Memory foam mattresses, which are made from petroleum-based polyurethane and other chemicals, are primarily characterized by two properties:
- Viscosity – the material moves slowly and reluctantly when pressure is applied.
- Elasticity – the mattress material’s ability to change shape but return to its original form.
While you shop memory foam mattress, you may encounter a wide range of variation in viscosity, elasticity and density from different mattress brands. You can judge the density of a mattress by its assigned compression ratings, and in general, you can expect higher density mattresses to have a longer lifespan than lower density ones. During your search, you’ll likely se memory foam out there: 1) traditional memory foam 2) air cool memory foam and 3) gel memory foam.
But there wasn’t always this much diversity and complexity in materials– read on to learn about memory foam’s interesting origin. To learn more about the material structure of memory foam, head over to this blog post.
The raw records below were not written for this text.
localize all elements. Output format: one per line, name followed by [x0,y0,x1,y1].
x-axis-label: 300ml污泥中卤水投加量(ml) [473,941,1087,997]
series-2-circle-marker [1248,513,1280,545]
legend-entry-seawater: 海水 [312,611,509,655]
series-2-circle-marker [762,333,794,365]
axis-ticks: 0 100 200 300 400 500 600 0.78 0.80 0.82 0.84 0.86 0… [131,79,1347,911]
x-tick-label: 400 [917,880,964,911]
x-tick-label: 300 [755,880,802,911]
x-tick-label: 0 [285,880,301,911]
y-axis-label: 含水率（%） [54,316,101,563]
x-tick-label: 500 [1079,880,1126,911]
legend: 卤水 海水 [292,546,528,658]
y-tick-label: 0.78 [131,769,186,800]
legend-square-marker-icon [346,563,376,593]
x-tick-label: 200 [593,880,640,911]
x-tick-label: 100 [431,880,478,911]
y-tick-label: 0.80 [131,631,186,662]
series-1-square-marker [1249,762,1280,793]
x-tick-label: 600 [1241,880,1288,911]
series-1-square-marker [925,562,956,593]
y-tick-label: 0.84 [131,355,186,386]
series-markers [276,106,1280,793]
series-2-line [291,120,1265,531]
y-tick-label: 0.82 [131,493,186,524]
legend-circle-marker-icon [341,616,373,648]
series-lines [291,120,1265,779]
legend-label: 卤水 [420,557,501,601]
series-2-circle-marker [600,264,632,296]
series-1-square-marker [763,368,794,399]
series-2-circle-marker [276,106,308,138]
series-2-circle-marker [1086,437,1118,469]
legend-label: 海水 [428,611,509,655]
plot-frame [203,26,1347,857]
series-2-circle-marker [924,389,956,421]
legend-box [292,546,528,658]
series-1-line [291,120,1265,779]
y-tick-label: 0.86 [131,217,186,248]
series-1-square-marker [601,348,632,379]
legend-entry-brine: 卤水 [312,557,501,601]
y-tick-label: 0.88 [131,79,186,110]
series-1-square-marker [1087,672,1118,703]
The History of Memory Foam
Though it’s been around for decades, memory foam has skyrocketed in popularity as a mattress type only recently with the rise of the ecommerce “mattress-in-a-box” industry. Viscoelastic foam, originally called temper foam, was invented in 1966 by NASA as a material for safer shock absorption during space travel. Since then, spin-offs of temper foam have been used in everything from helmets, seats and saddles to hospital beds to help prevent pressure sores.
Despite the many benefits and applications of memory foam, you might find after buying this type of mattress that you now have a new problem: overheating at night and sweating while sleeping. Memory foam mattresses are notorious for retaining body heat. If you find yourself running into the problem of overheating and excessive sweating at night on your memory foam mattress, here are a few tips to help you find relief.
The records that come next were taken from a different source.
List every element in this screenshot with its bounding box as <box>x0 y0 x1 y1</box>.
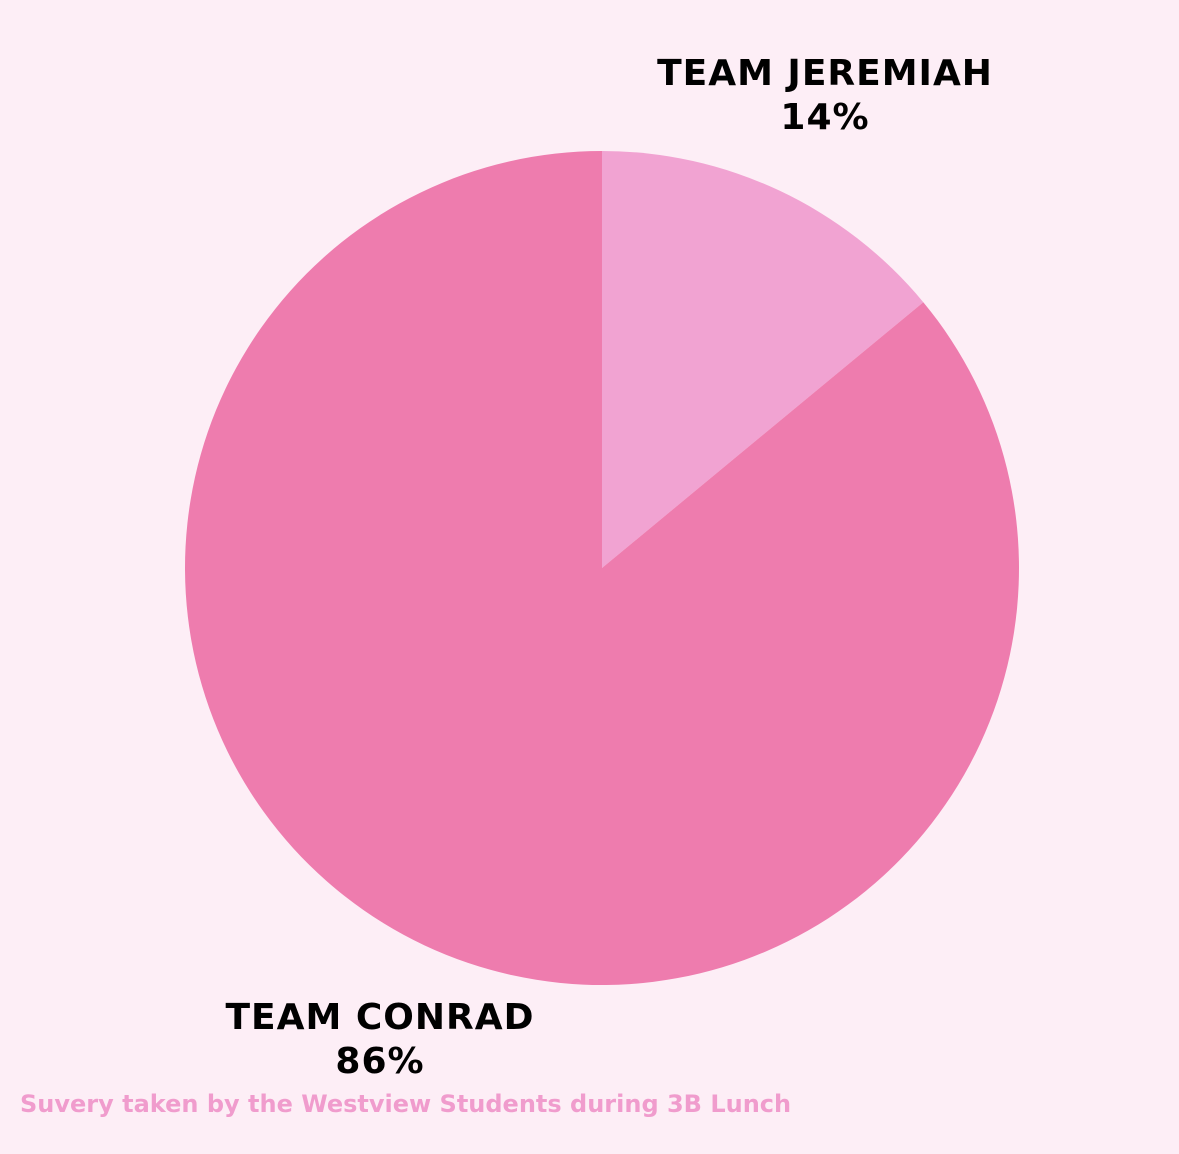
pie-slice-team-jeremiah <box>602 151 924 568</box>
pie-slice-team-conrad <box>184 151 1019 985</box>
slice-label-team-jeremiah: TEAM JEREMIAH 14% <box>625 52 1025 140</box>
survey-footnote: Suvery taken by the Westview Students du… <box>20 1090 792 1118</box>
slice-percent-team-jeremiah: 14% <box>780 97 870 138</box>
slice-percent-team-conrad: 86% <box>335 1041 425 1082</box>
pie-slices <box>184 151 1019 985</box>
slice-name-team-conrad: TEAM CONRAD <box>225 997 535 1038</box>
slice-label-team-conrad: TEAM CONRAD 86% <box>180 996 580 1084</box>
slice-name-team-jeremiah: TEAM JEREMIAH <box>657 53 993 94</box>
1. Use BedJet for ventilation
The main reason you’re feeling hot and waking up sweaty on a memory foam mattress is due to trapped heat and body moisture as your body sinks into the viscoelastic foam and becomes “hugged”. The BedJet, an air-powered bed climate comfort system, has powerful ventilation to help alleviate the trapped heat and humidity in your memory foam bed. It will install on any size or type of memory foam mattress and circulate air under your bedding to wick away trapped heat and moisture.
2. Rethink the fabrics in your sleep environment
One way you might sleep cooler on your memory foam mattress is to change (or remove altogether) some of the fabrics in your sleep environment.
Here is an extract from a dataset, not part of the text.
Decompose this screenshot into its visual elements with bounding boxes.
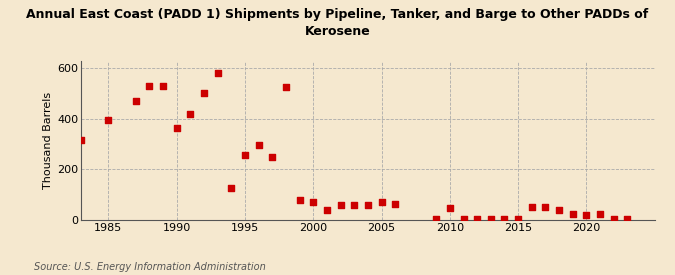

- Blankets and sheets. What types of sheets and bedding are you sleeping with? The blankets and covers you might have been using with a traditional spring mattress might not work as well with your new memory foam mattress. Your extra heavy blanket or thick comforter may not be necessary anymore, and you might benefit from lesser thread count cooling sheets for more breathability.
- Pajamas and sleepwear. When it comes to sleeping on memory foam and reducing excessive sweating at night, the lesser the sleepwear and the lighter the fabric of your pajamas – the better. Steer clear of heavy fabrics like wool and flannel and opt for light, airy cooling cotton pajamas.
3. Replace your bed frame for better airflow
While you can’t change much about the air flow in the areas where your body makes contact with your memory foam mattress, you can improve overall breathability of the memory foam with the right bed frame. According to SleepAdvisor.org, the best bed frames for ventilation are ones that have equally spaced slats. This type of frame allows plenty of room for the air to flow freely from the underside of the mattress.
4. Get a cover or cooling pad for bed
While a cooling sleep pad won’t solve the problem of trapped heat and humidity in your bed, putting a cover or light mattress topper - like a Sleep Number Cooling Pad or one from another brand - on top of your memory foam mattress may help to reduce sinkage or “hug”. Although a temperature control mattress topper like a dual temp mattress pad can be a big investment, the less you’re sinking into your mattress, the less heat can be absorbed by the mattress. When used in conjunction with BedJet’s convective and evaporative methods of cooling, you may find your hot sleep problem is completely solved.
5. Cool Your Body Down
Another approach to getting cooler sleep on a memory foam mattress is actually cooling yourself down. Here are a few tips shared around the web for lowering your body temperature before bed.
- Take a cool shower before going to bed to get your body temperature down and ready for sleep.
- Eat dinner earlier in the day. Don’t eat right before you go to bed as digestion can raise your body temperature.
- Drink ice water before bed
- Don’t drink alcohol before bed
- Put your sheets in the freezer briefly before getting into bed – sounds odd, but many people swear by this!